ITV has had a pretty tortuous relationship with mainstream sitcoms over the years. Look at any All Time Greats chart and their only one that regularly gets into the upper echelons is Rising Damp. In recent years the channel seems to have shuttled between totally giving up on sitcoms and really trying hard. A few years ago it looked like they might have had a chance of a big hit with Jack Dee in Bad Move. It did OK but couldn't quite manage Leonard Rossiter levels of traction.

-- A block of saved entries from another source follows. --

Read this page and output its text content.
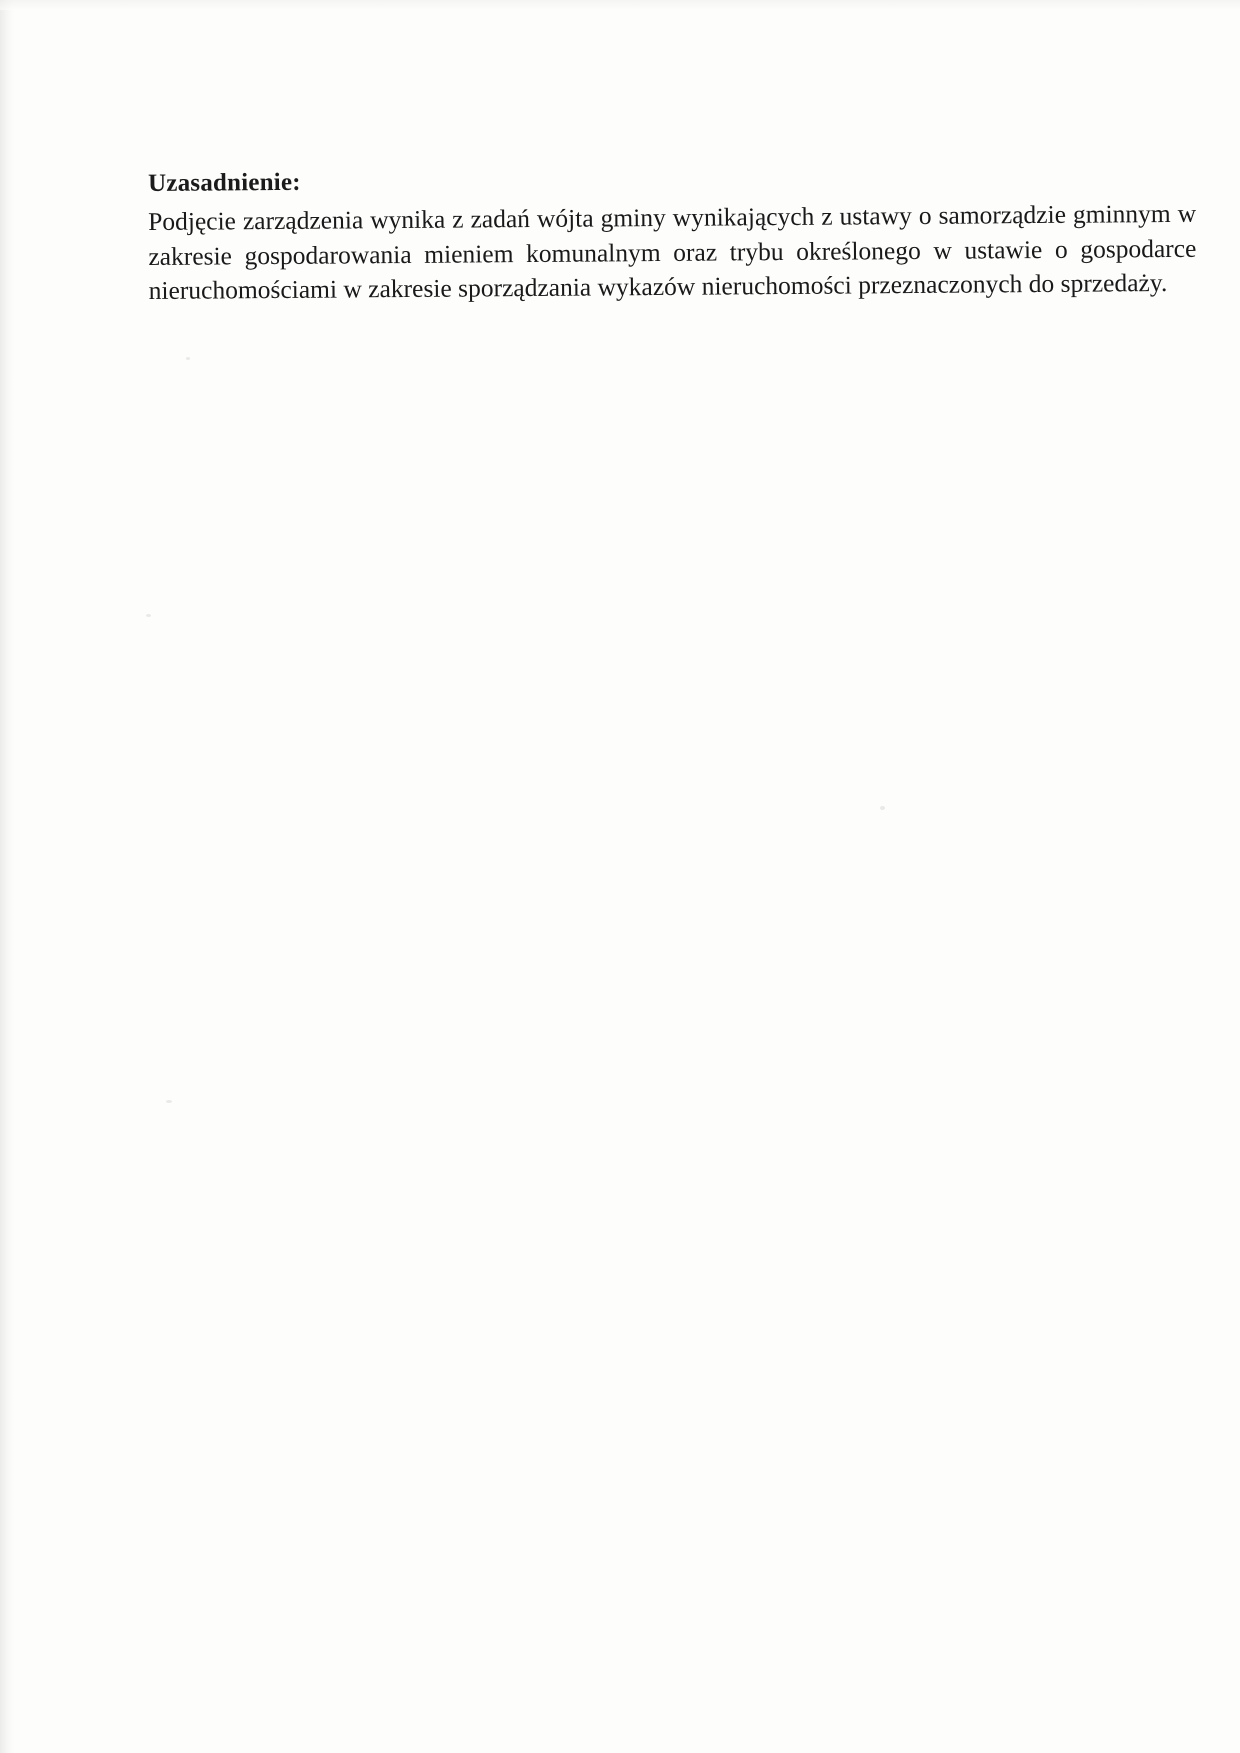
Uzasadnienie:

Podjęcie zarządzenia wynika z zadań wójta gminy wynikających z ustawy o samorządzie gminnym w zakresie gospodarowania mieniem komunalnym oraz trybu określonego w ustawie o gospodarce nieruchomościami w zakresie sporządzania wykazów nieruchomości przeznaczonych do sprzedaży.
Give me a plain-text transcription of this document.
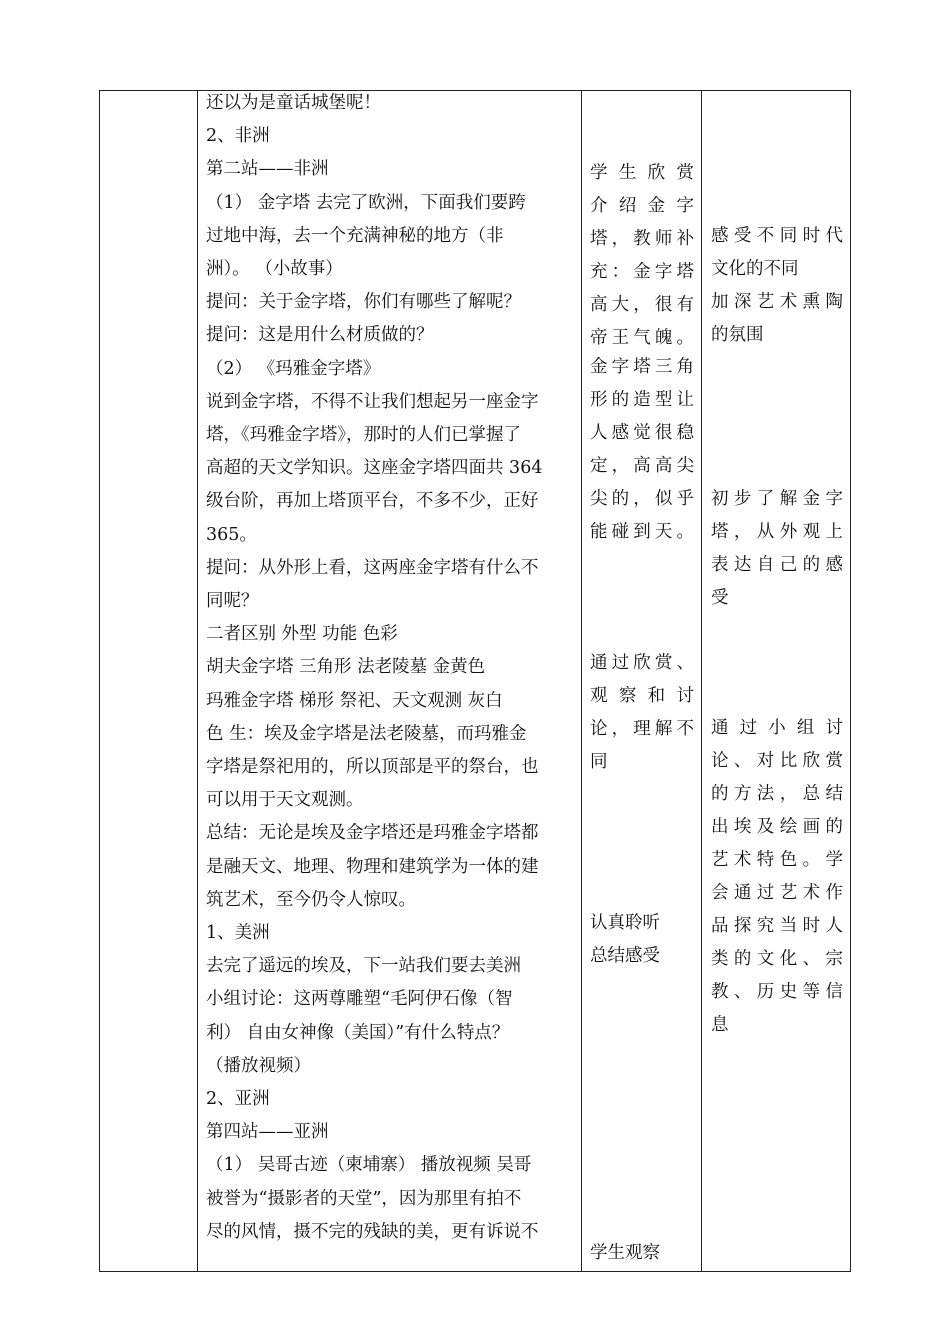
还以为是童话城堡呢！
2、非洲
第二站——非洲
（1） 金字塔 去完了欧洲，下面我们要跨
过地中海，去一个充满神秘的地方（非
洲）。 （小故事）
提问：关于金字塔，你们有哪些了解呢？
提问：这是用什么材质做的？
（2） 《玛雅金字塔》
说到金字塔，不得不让我们想起另一座金字
塔，《玛雅金字塔》，那时的人们已掌握了
高超的天文学知识。这座金字塔四面共 364
级台阶，再加上塔顶平台，不多不少，正好
365。
提问：从外形上看，这两座金字塔有什么不
同呢？
二者区别 外型 功能 色彩
胡夫金字塔 三角形 法老陵墓 金黄色
玛雅金字塔 梯形 祭祀、天文观测 灰白
色 生：埃及金字塔是法老陵墓，而玛雅金
字塔是祭祀用的，所以顶部是平的祭台，也
可以用于天文观测。
总结：无论是埃及金字塔还是玛雅金字塔都
是融天文、地理、物理和建筑学为一体的建
筑艺术，至今仍令人惊叹。
1、美洲
去完了遥远的埃及，下一站我们要去美洲
小组讨论：这两尊雕塑“毛阿伊石像（智
利） 自由女神像（美国）”有什么特点？
（播放视频）
2、亚洲
第四站——亚洲
（1） 吴哥古迹（柬埔寨） 播放视频 吴哥
被誉为“摄影者的天堂”，因为那里有拍不
尽的风情，摄不完的残缺的美，更有诉说不
学生欣赏
介绍金字
塔，教师补
充：金字塔
高大，很有
帝王气魄。
金字塔三角
形的造型让
人感觉很稳
定，高高尖
尖的，似乎
能碰到天。
通过欣赏、
观察和讨
论，理解不
同
认真聆听
总结感受
学生观察
感受不同时代
文化的不同
加深艺术熏陶
的氛围
初步了解金字
塔，从外观上
表达自己的感
受
通过小组讨
论、对比欣赏
的方法，总结
出埃及绘画的
艺术特色。学
会通过艺术作
品探究当时人
类的文化、宗
教、历史等信
息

So here they are again having another bash in the same midweek slot, this time with Brenda Blethyn as seaside cafe owner Kate and Jimmy Akingbola as an asylum seeker (they don't specify the country) who is a qualified doctor but not allowed to work so spends all of his days nursing a cup of tea in her establishment. Remember Rigsby and Philip? Maybe there's a whiff of Rising Damp here too.
Both are excellent actors and the set-up has the makings of a very contemporary odd couple comedy. They inevitably start off on the wrong foot – Kate quickly says that there are four things she doesn't like – scoroungers, doctors, foreigners and posh people "and he's all four". Can they work out a truce?
A Guardian article has suggested that "At worst, it brings to mind the offensive stereotyping of Love Thy Neighbour," but actually it is not as bad as that. Surely the point is that Kate starts off prejudiced but then goes on a learning curve. I'm not expecting them to get married in the final episode, but even at the end of the opening instalment they are certainly seeing something positive in each other. He is soon running an unofficial surgery in her cafe, giving him job satisfaction and Kate more customers.
The problem – apart from the intrusive sound of seagulls – is more to do with the basics of the script, which is a surprise given that it's written by Guy Jenkin and Andy Hamilton, who were behind Drop The Dead Donkey and Outnumbered. While there are certainly funny gags there are other lines that don't ring true. Would an old school cafe owner really say "You self-identify as a lazy person"* or mention go-pros?
In fact one of the biggest laughs comes when Kate's nephew Medium (don't ask...), played by Blake Harrison, tells that ancient joke about a patient who goes to the doctor thinking he's a moth (he keeps getting distracted by the light...). Medium is an odd character, he looks like a workman but knows about epidemiology and can do cryptic crosswords. Methinks there is more to him than meets the eye.
Kate & Koji will inevitably be compared to those other recent asylum seeker comedies, Home and Don't Forget The Driver. Sitting here in my self-isolated metropolitan elite bubble it is easy to say it's not as good as those. But it's ITV1, it's at 8pm, it has a studio audience (the raucous laughter is not canned) and it has to be more direct. And it does try to be political and topical in a Good Way. It's not brilliant, but I'd like it to do well. Somehow, though, in post-Brexit Britain I can't see it being a mainstream hit, though I'd love to be proved wrong. Whatever the Guardian might say I think it's heart is in the right place.
Kate & Koji, Wednesdays for March 18, 8pm, ITV1.
Picture: ITV
*Edited to say "lazy person" - it originally said "lady person" . The joke makes more sense but I still don't think Brenda Blethyn's character would use the phrase "self-identify".